Best Yoga Online

Updated March 31, 2014
In this report
YogaGlo
Best Reviewed

Best yoga online

YogaGlo

Online yoga programs are affordable and always accessible

Say you've only got 15 minutes, but you're longing for a Hatha yoga session specifically to stretch your stiff shoulders. YogaGlo (Est. $18 per month) has a class for that and just about everything else, reviewers say. The site's staggering variety of yoga encompasses a wide range of styles, difficulty levels and special needs. Reviewers love the intuitive search function, which makes finding the perfect class easy, and they praise the knowledgeable instructors, who often respond to users' online comments. Subscribers who live in Southern California can even attend YogaGlo classes in person for free. A couple of minor qualms: Some reviewers feel YogaGlo's choices can intimidate beginners, while others wish for a greater number of teachers to choose from.

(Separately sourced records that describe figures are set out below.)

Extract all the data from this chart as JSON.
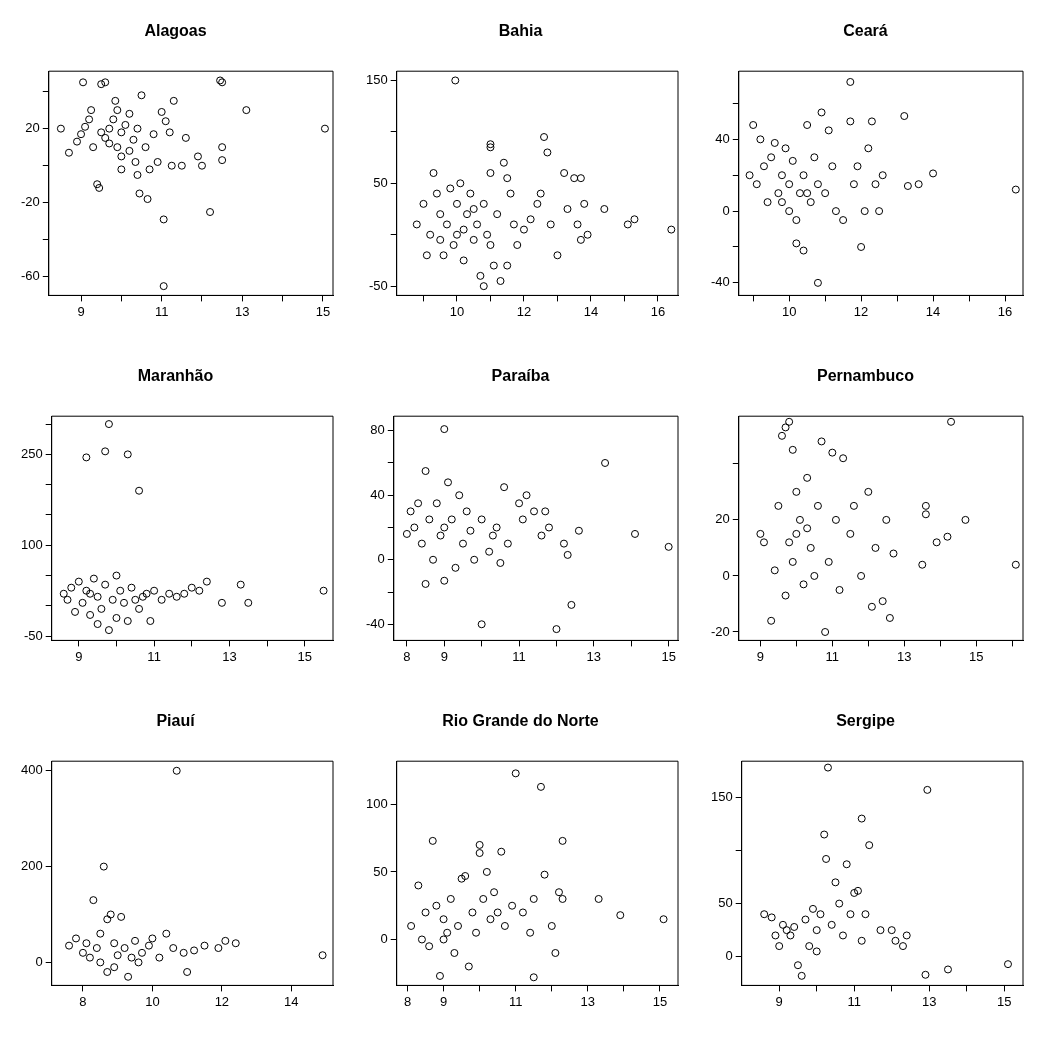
{
  "chart_data": [
    {
      "type": "scatter",
      "title": "Alagoas",
      "marker": "circle",
      "xlim": [
        8.2,
        15.25
      ],
      "xticks": [
        9,
        {
          "value": 10,
          "label": null
        },
        11,
        {
          "value": 12,
          "label": null
        },
        13,
        {
          "value": 14,
          "label": null
        },
        15
      ],
      "ylim": [
        -70,
        51
      ],
      "yticks": [
        -60,
        {
          "value": -40,
          "label": null
        },
        -20,
        {
          "value": 0,
          "label": null
        },
        20,
        {
          "value": 40,
          "label": null
        }
      ],
      "series": [
        {
          "color": "#000000",
          "x": [
            8.5,
            8.7,
            8.9,
            9.0,
            9.05,
            9.1,
            9.2,
            9.25,
            9.3,
            9.4,
            9.45,
            9.5,
            9.5,
            9.6,
            9.6,
            9.7,
            9.7,
            9.8,
            9.85,
            9.9,
            10,
            10,
            10.1,
            10.2,
            10.3,
            10.35,
            10.4,
            10.45,
            10.5,
            10.6,
            10.65,
            10.7,
            10.8,
            10.9,
            11.0,
            11.05,
            11.05,
            11.1,
            11.2,
            11.25,
            11.3,
            11.5,
            11.6,
            11.9,
            12.0,
            12.2,
            12.45,
            12.5,
            12.5,
            12.5,
            13.1,
            15.05,
            10.2,
            9.9,
            10.4,
            10.0
          ],
          "values": [
            20,
            7,
            13,
            17,
            45,
            21,
            25,
            30,
            10,
            -10,
            -12,
            18,
            44,
            45,
            15,
            12,
            20,
            25,
            35,
            30,
            18,
            5,
            22,
            28,
            14,
            2,
            -5,
            -15,
            38,
            10,
            -18,
            -2,
            17,
            2,
            29,
            -29,
            -65,
            24,
            18,
            0,
            35,
            0,
            15,
            5,
            0,
            -25,
            46,
            45,
            10,
            3,
            30,
            20,
            8,
            10,
            20,
            -2
          ]
        }
      ]
    },
    {
      "type": "scatter",
      "title": "Bahia",
      "marker": "circle",
      "xlim": [
        8.2,
        16.6
      ],
      "xticks": [
        {
          "value": 9,
          "label": null
        },
        10,
        {
          "value": 11,
          "label": null
        },
        12,
        {
          "value": 13,
          "label": null
        },
        14,
        {
          "value": 15,
          "label": null
        },
        16
      ],
      "ylim": [
        -59,
        159
      ],
      "yticks": [
        -50,
        {
          "value": 0,
          "label": null
        },
        50,
        {
          "value": 100,
          "label": null
        },
        150
      ],
      "series": [
        {
          "color": "#000000",
          "x": [
            8.8,
            9,
            9.1,
            9.2,
            9.3,
            9.4,
            9.5,
            9.6,
            9.7,
            9.8,
            9.9,
            9.95,
            10,
            10,
            10.1,
            10.2,
            10.3,
            10.4,
            10.5,
            10.6,
            10.7,
            10.8,
            10.8,
            10.9,
            11,
            11,
            11,
            11.1,
            11.2,
            11.3,
            11.4,
            11.5,
            11.5,
            11.6,
            11.7,
            11.8,
            12,
            12.2,
            12.4,
            12.5,
            12.6,
            12.7,
            12.8,
            13,
            13.2,
            13.3,
            13.5,
            13.6,
            13.7,
            13.7,
            13.8,
            13.9,
            14.4,
            15.1,
            15.3,
            16.4,
            9.5,
            10.5,
            11,
            10.2
          ],
          "values": [
            10,
            30,
            -20,
            0,
            60,
            40,
            20,
            -20,
            10,
            45,
            -10,
            150,
            0,
            30,
            50,
            -25,
            20,
            40,
            -5,
            10,
            -40,
            -50,
            30,
            0,
            85,
            88,
            60,
            -30,
            20,
            -45,
            70,
            -30,
            55,
            40,
            10,
            -10,
            5,
            15,
            30,
            40,
            95,
            80,
            10,
            -20,
            60,
            25,
            55,
            10,
            -5,
            55,
            30,
            0,
            25,
            10,
            15,
            5,
            -5,
            25,
            -10,
            5
          ]
        }
      ]
    },
    {
      "type": "scatter",
      "title": "Ceará",
      "marker": "circle",
      "xlim": [
        8.6,
        16.5
      ],
      "xticks": [
        {
          "value": 9,
          "label": null
        },
        10,
        {
          "value": 11,
          "label": null
        },
        12,
        {
          "value": 13,
          "label": null
        },
        14,
        {
          "value": 15,
          "label": null
        },
        16
      ],
      "ylim": [
        -47,
        78
      ],
      "yticks": [
        -40,
        {
          "value": -20,
          "label": null
        },
        0,
        {
          "value": 20,
          "label": null
        },
        40,
        {
          "value": 60,
          "label": null
        }
      ],
      "series": [
        {
          "color": "#000000",
          "x": [
            8.9,
            9.0,
            9.1,
            9.2,
            9.3,
            9.4,
            9.5,
            9.6,
            9.7,
            9.8,
            9.9,
            10,
            10,
            10.1,
            10.2,
            10.2,
            10.3,
            10.4,
            10.4,
            10.5,
            10.6,
            10.7,
            10.8,
            10.8,
            10.9,
            11,
            11.1,
            11.2,
            11.3,
            11.5,
            11.7,
            11.7,
            11.8,
            11.9,
            12,
            12.1,
            12.2,
            12.3,
            12.4,
            12.5,
            12.6,
            13.2,
            13.3,
            13.6,
            14,
            16.3,
            10.5,
            9.8
          ],
          "values": [
            20,
            48,
            15,
            40,
            25,
            5,
            30,
            38,
            10,
            20,
            35,
            0,
            15,
            28,
            -5,
            -18,
            10,
            20,
            -22,
            48,
            5,
            30,
            -40,
            15,
            55,
            10,
            45,
            25,
            0,
            -5,
            72,
            50,
            15,
            25,
            -20,
            0,
            35,
            50,
            15,
            0,
            20,
            53,
            14,
            15,
            21,
            12,
            10,
            5
          ]
        }
      ]
    },
    {
      "type": "scatter",
      "title": "Maranhão",
      "marker": "circle",
      "xlim": [
        8.28,
        15.75
      ],
      "xticks": [
        9,
        {
          "value": 10,
          "label": null
        },
        11,
        {
          "value": 12,
          "label": null
        },
        13,
        {
          "value": 14,
          "label": null
        },
        15
      ],
      "ylim": [
        -57,
        313
      ],
      "yticks": [
        -50,
        {
          "value": 0,
          "label": null
        },
        {
          "value": 50,
          "label": null
        },
        100,
        {
          "value": 150,
          "label": null
        },
        {
          "value": 200,
          "label": null
        },
        250,
        {
          "value": 300,
          "label": null
        }
      ],
      "series": [
        {
          "color": "#000000",
          "x": [
            8.6,
            8.7,
            8.8,
            8.9,
            9.0,
            9.1,
            9.2,
            9.2,
            9.3,
            9.4,
            9.5,
            9.6,
            9.7,
            9.7,
            9.8,
            9.8,
            9.9,
            10,
            10,
            10.1,
            10.2,
            10.3,
            10.3,
            10.4,
            10.5,
            10.6,
            10.6,
            10.8,
            10.9,
            11,
            11.2,
            11.4,
            11.6,
            11.8,
            12,
            12.2,
            12.4,
            12.8,
            13.3,
            13.5,
            15.5,
            9.5,
            10.7,
            9.3
          ],
          "values": [
            20,
            10,
            30,
            -10,
            40,
            5,
            245,
            25,
            -15,
            45,
            15,
            -5,
            255,
            35,
            300,
            -40,
            10,
            50,
            -20,
            25,
            5,
            250,
            -25,
            30,
            10,
            190,
            -5,
            20,
            -25,
            25,
            10,
            20,
            15,
            20,
            30,
            25,
            40,
            5,
            35,
            5,
            25,
            -30,
            15,
            20
          ]
        }
      ]
    },
    {
      "type": "scatter",
      "title": "Paraíba",
      "marker": "circle",
      "xlim": [
        7.65,
        15.25
      ],
      "xticks": [
        8,
        9,
        {
          "value": 10,
          "label": null
        },
        11,
        {
          "value": 12,
          "label": null
        },
        13,
        {
          "value": 14,
          "label": null
        },
        15
      ],
      "ylim": [
        -50,
        89
      ],
      "yticks": [
        -40,
        {
          "value": -20,
          "label": null
        },
        0,
        {
          "value": 20,
          "label": null
        },
        40,
        {
          "value": 60,
          "label": null
        },
        80
      ],
      "series": [
        {
          "color": "#000000",
          "x": [
            8.0,
            8.1,
            8.2,
            8.3,
            8.4,
            8.5,
            8.5,
            8.6,
            8.7,
            8.8,
            8.9,
            9.0,
            9.0,
            9.1,
            9.2,
            9.3,
            9.4,
            9.5,
            9.6,
            9.7,
            9.8,
            10.0,
            10.0,
            10.2,
            10.4,
            10.5,
            10.6,
            10.7,
            11.0,
            11.1,
            11.2,
            11.4,
            11.6,
            11.7,
            11.8,
            12.0,
            12.2,
            12.3,
            12.4,
            12.6,
            13.3,
            14.1,
            15.0,
            9.0,
            10.3
          ],
          "values": [
            16,
            30,
            20,
            35,
            10,
            -15,
            55,
            25,
            0,
            35,
            15,
            81,
            -13,
            48,
            25,
            -5,
            40,
            10,
            30,
            18,
            0,
            -40,
            25,
            5,
            20,
            -2,
            45,
            10,
            35,
            25,
            40,
            30,
            15,
            30,
            20,
            -43,
            10,
            3,
            -28,
            18,
            60,
            16,
            8,
            20,
            15
          ]
        }
      ]
    },
    {
      "type": "scatter",
      "title": "Pernambuco",
      "marker": "circle",
      "xlim": [
        8.4,
        16.3
      ],
      "xticks": [
        9,
        {
          "value": 10,
          "label": null
        },
        11,
        {
          "value": 12,
          "label": null
        },
        13,
        {
          "value": 14,
          "label": null
        },
        15,
        {
          "value": 16,
          "label": null
        }
      ],
      "ylim": [
        -23,
        57
      ],
      "yticks": [
        -20,
        0,
        20,
        {
          "value": 40,
          "label": null
        }
      ],
      "series": [
        {
          "color": "#000000",
          "x": [
            9.0,
            9.1,
            9.3,
            9.4,
            9.5,
            9.6,
            9.7,
            9.7,
            9.8,
            9.9,
            9.9,
            10.0,
            10.0,
            10.1,
            10.2,
            10.3,
            10.4,
            10.5,
            10.6,
            10.7,
            10.8,
            10.9,
            11.0,
            11.1,
            11.2,
            11.3,
            11.5,
            11.6,
            11.8,
            12.0,
            12.1,
            12.2,
            12.4,
            12.5,
            12.6,
            12.7,
            13.5,
            13.6,
            13.6,
            13.9,
            14.2,
            14.3,
            14.7,
            16.1,
            10.3,
            9.8
          ],
          "values": [
            15,
            12,
            -16,
            2,
            25,
            50,
            53,
            -7,
            55,
            45,
            5,
            30,
            15,
            20,
            -3,
            35,
            10,
            0,
            25,
            48,
            -20,
            5,
            44,
            20,
            -5,
            42,
            15,
            25,
            0,
            30,
            -11,
            10,
            -9,
            20,
            -15,
            8,
            4,
            25,
            22,
            12,
            14,
            55,
            20,
            4,
            17,
            12
          ]
        }
      ]
    },
    {
      "type": "scatter",
      "title": "Piauí",
      "marker": "circle",
      "xlim": [
        7.1,
        15.2
      ],
      "xticks": [
        8,
        10,
        12,
        14
      ],
      "ylim": [
        -48,
        420
      ],
      "yticks": [
        0,
        200,
        400
      ],
      "series": [
        {
          "color": "#000000",
          "x": [
            7.6,
            7.8,
            8.0,
            8.1,
            8.2,
            8.3,
            8.4,
            8.5,
            8.5,
            8.6,
            8.7,
            8.7,
            8.8,
            8.9,
            9.0,
            9.1,
            9.2,
            9.3,
            9.4,
            9.5,
            9.7,
            9.9,
            10.0,
            10.2,
            10.4,
            10.6,
            10.7,
            10.9,
            11.0,
            11.2,
            11.5,
            11.9,
            12.1,
            12.4,
            14.9,
            9.6,
            8.9
          ],
          "values": [
            35,
            50,
            20,
            40,
            10,
            130,
            30,
            60,
            0,
            200,
            90,
            -20,
            100,
            40,
            15,
            95,
            30,
            -30,
            10,
            45,
            20,
            35,
            50,
            10,
            60,
            30,
            400,
            20,
            -20,
            25,
            35,
            30,
            45,
            40,
            15,
            0,
            -10
          ]
        }
      ]
    },
    {
      "type": "scatter",
      "title": "Rio Grande do Norte",
      "marker": "circle",
      "xlim": [
        7.7,
        15.5
      ],
      "xticks": [
        8,
        9,
        {
          "value": 10,
          "label": null
        },
        11,
        {
          "value": 12,
          "label": null
        },
        13,
        {
          "value": 14,
          "label": null
        },
        15
      ],
      "ylim": [
        -34,
        132
      ],
      "yticks": [
        0,
        50,
        100
      ],
      "series": [
        {
          "color": "#000000",
          "x": [
            8.1,
            8.3,
            8.4,
            8.5,
            8.6,
            8.7,
            8.8,
            8.9,
            9.0,
            9.1,
            9.2,
            9.3,
            9.4,
            9.5,
            9.6,
            9.7,
            9.8,
            9.9,
            10.0,
            10.0,
            10.1,
            10.2,
            10.3,
            10.4,
            10.6,
            10.7,
            10.9,
            11.0,
            11.2,
            11.4,
            11.5,
            11.5,
            11.7,
            11.8,
            12.0,
            12.1,
            12.2,
            12.3,
            12.3,
            13.3,
            13.9,
            15.1,
            9.0,
            10.5
          ],
          "values": [
            10,
            40,
            0,
            20,
            -5,
            73,
            25,
            -27,
            15,
            5,
            30,
            -10,
            10,
            45,
            47,
            -20,
            20,
            5,
            70,
            64,
            30,
            50,
            15,
            35,
            65,
            10,
            25,
            123,
            20,
            5,
            -28,
            30,
            113,
            48,
            10,
            -10,
            35,
            73,
            30,
            30,
            18,
            15,
            0,
            20
          ]
        }
      ]
    },
    {
      "type": "scatter",
      "title": "Sergipe",
      "marker": "circle",
      "xlim": [
        8.0,
        15.5
      ],
      "xticks": [
        9,
        {
          "value": 10,
          "label": null
        },
        11,
        {
          "value": 12,
          "label": null
        },
        13,
        {
          "value": 14,
          "label": null
        },
        15
      ],
      "ylim": [
        -27,
        184
      ],
      "yticks": [
        0,
        50,
        {
          "value": 100,
          "label": null
        },
        150
      ],
      "series": [
        {
          "color": "#000000",
          "x": [
            8.6,
            8.8,
            8.9,
            9.0,
            9.1,
            9.2,
            9.3,
            9.4,
            9.5,
            9.6,
            9.7,
            9.8,
            9.9,
            10.0,
            10.1,
            10.2,
            10.25,
            10.3,
            10.4,
            10.5,
            10.6,
            10.7,
            10.8,
            10.9,
            11.0,
            11.1,
            11.2,
            11.2,
            11.3,
            11.4,
            11.7,
            12.0,
            12.1,
            12.3,
            12.4,
            12.9,
            12.95,
            13.5,
            15.1,
            10.0
          ],
          "values": [
            40,
            37,
            20,
            10,
            30,
            25,
            20,
            28,
            -8,
            -18,
            35,
            10,
            45,
            5,
            40,
            115,
            92,
            178,
            30,
            70,
            50,
            20,
            87,
            40,
            60,
            62,
            15,
            130,
            40,
            105,
            25,
            25,
            15,
            10,
            20,
            -17,
            157,
            -12,
            -7,
            25
          ]
        }
      ]
    }
  ]
}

If you like the idea of online yoga but don't want to commit to a monthly subscription, Yoga Download (Est. $10 to $18 per month) could be for you, reviewers say. Though users can subscribe for unlimited access, they can also purchase classes a la carte to either stream during a one-day period or download to keep indefinitely. Like YogaGlo, Yoga Download boasts a huge number of classes, styles and sessions targeted for specific audiences and purposes. Its library also includes audio-only classes and yoga-friendly music. But the search feature isn't as user-friendly, particularly for overwhelmed beginners, users say. Subscriptions also include unlimited downloads only for certain content.

If learning from some of the biggest names in yoga would boost your motivation, GaiamTV (Est. $9.95 per month) might be your best bet. Rodney Yee, Seane Corne, Kathryn Budig, Shiva Rea and several other well-known instructors are all here, as are a wide range of yoga styles and sessions for special purposes, including prenatal, stress-relief and weight-loss classes. Because most of GaiamTV's yoga programs have been released on DVD and video, production value is high, and the service works seamlessly with a number of devices including tablets and smart TVs. But some students may find some of the content a bit dated. And because GaiamTV only designates three difficulty levels -- basic, beginner and intermediate -- some students may find it tricky to zero in on the best workout for their skills.